Hollins University is among the more than 100 colleges and universities across the country participating in Campus Conservation Nationals (CCN) 2012, an electricity and water use reduction competition.
The contest is sponsored by The Center for Green Schools at the U.S. Green Building Council (USGBC) through its Students Program and in partnership with Lucid, Alliance to Save Energy, and the National Wildlife Federation.
Between February 6 and April 23, Hollins will compete with other colleges and universities to achieve the greatest reductions in energy consumption in their residence halls over a three-week period. Five residence halls on the Hollins campus (East, Main, Randolph, Tinker, and West) will also compete against one another. Hollins has designated April 2 – 23 as the time frame in which it will take part in the contest, which nationally has a challenge goal of reaching one gigawatt-hour of energy savings.
“CCN is a great opportunity to organize students to make immediate and lasting impacts on our carbon emissions and campus culture,” said Hollins Energy Manager Jesse Freedman. “And, using Lucid’s Building Dashboard, Hollins and other participating schools will be able to instantly compare performance, share winning strategies, and track standings among the leading schools and buildings.” Both the campus community and general public can follow the competition’s progress at http://www.buildingdashboard.net/hollins/.
During the CCN 2010 pilot, 40 colleges and universities in the United States and Canada participated in a similar competition, during which they were able to reduce energy consumption by 508,000 kilowatt-hours.
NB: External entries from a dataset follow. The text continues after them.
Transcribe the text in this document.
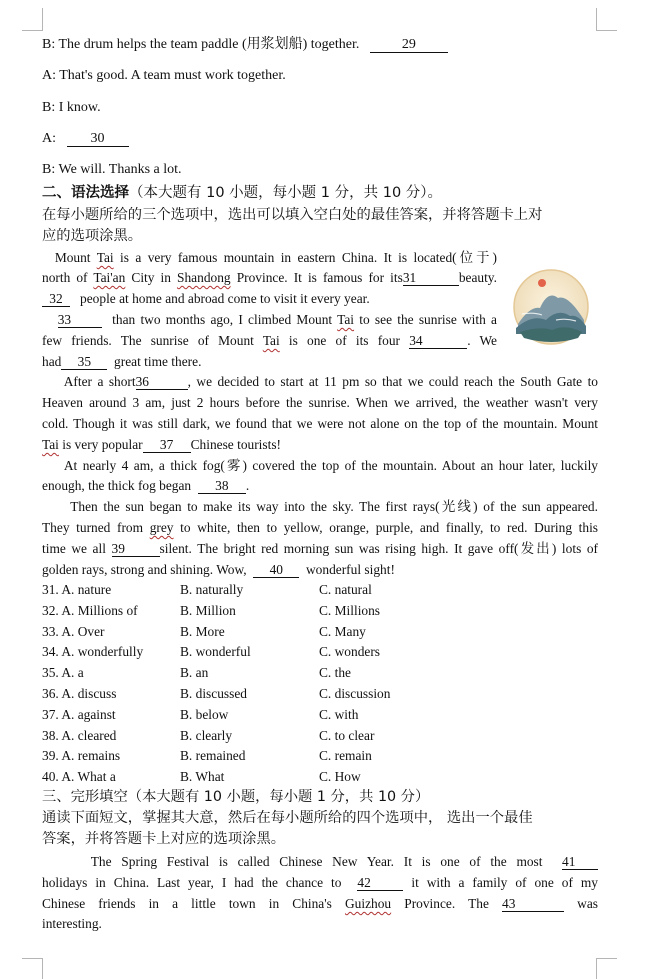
B: The drum helps the team paddle (用浆划船) together.	29
A: That's good. A team must work together.
B: I know.
A: 30
B: We will. Thanks a lot.
二、语法选择（本大题有 10 小题，每小题 1 分，共 10 分）。
在每小题所给的三个选项中，选出可以填入空白处的最佳答案，并将答题卡上对
应的选项涂黑。
Mount Tai is a very famous mountain in eastern China. It is located(位于)
north of Tai'an City in Shandong Province. It is famous for its31	beauty.
32 people at home and abroad come to visit it every year.
33	than two months ago, I climbed Mount Tai to see the sunrise with a
few friends. The sunrise of Mount Tai is one of its four 34	. We
had 35 great time there.
After a short36	, we decided to start at 11 pm so that we could reach the South Gate to
Heaven around 3 am, just 2 hours before the sunrise. When we arrived, the weather wasn't very
cold. Though it was still dark, we found that we were not alone on the top of the mountain. Mount
Tai is very popular 37 Chinese tourists!
At nearly 4 am, a thick fog(雾) covered the top of the mountain. About an hour later, luckily
enough, the thick fog began 38 .
Then the sun began to make its way into the sky. The first rays(光线) of the sun appeared.
They turned from grey to white, then to yellow, orange, purple, and finally, to red. During this
time we all 39	silent. The bright red morning sun was rising high. It gave off(发出) lots of
golden rays, strong and shining. Wow, 40 wonderful sight!
31. A. nature	B. naturally	C. natural
32. A. Millions of	B. Million	C. Millions
33. A. Over	B. More	C. Many
34. A. wonderfully	B. wonderful	C. wonders
35. A. a	B. an	C. the
36. A. discuss	B. discussed	C. discussion
37. A. against	B. below	C. with
38. A. cleared	B. clearly	C. to clear
39. A. remains	B. remained	C. remain
40. A. What a	B. What	C. How
三、完形填空（本大题有 10 小题，每小题 1 分，共 10 分）
通读下面短文，掌握其大意，然后在每小题所给的四个选项中， 选出一个最佳
答案，并将答题卡上对应的选项涂黑。
The Spring Festival is called Chinese New Year. It is one of the most 41
holidays in China. Last year, I had the chance to 42	it with a family of one of my
Chinese friends in a little town in China's Guizhou Province. The 43	was
interesting.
This competition saved $50,200 from campus costs and averted 816,000 pounds of carbon dioxide from the atmosphere.
“The 2012 competition intends to build on that success,” said Freedman. “It encourages students at Hollins and other schools to brainstorm innovative solutions for how we can save energy and cut costs.”
“Campus Conservation Nationals will help students recognize the significant impact sustainable behaviors can have on a campus and in a community,” said Pat Lane, USGBC Students Program lead at The Center for Green Schools. “This will be the largest national competition of its kind and will have far-reaching impact showing students that a collective effort, along with a desire to better the built environment, can lead to positive and lasting change.”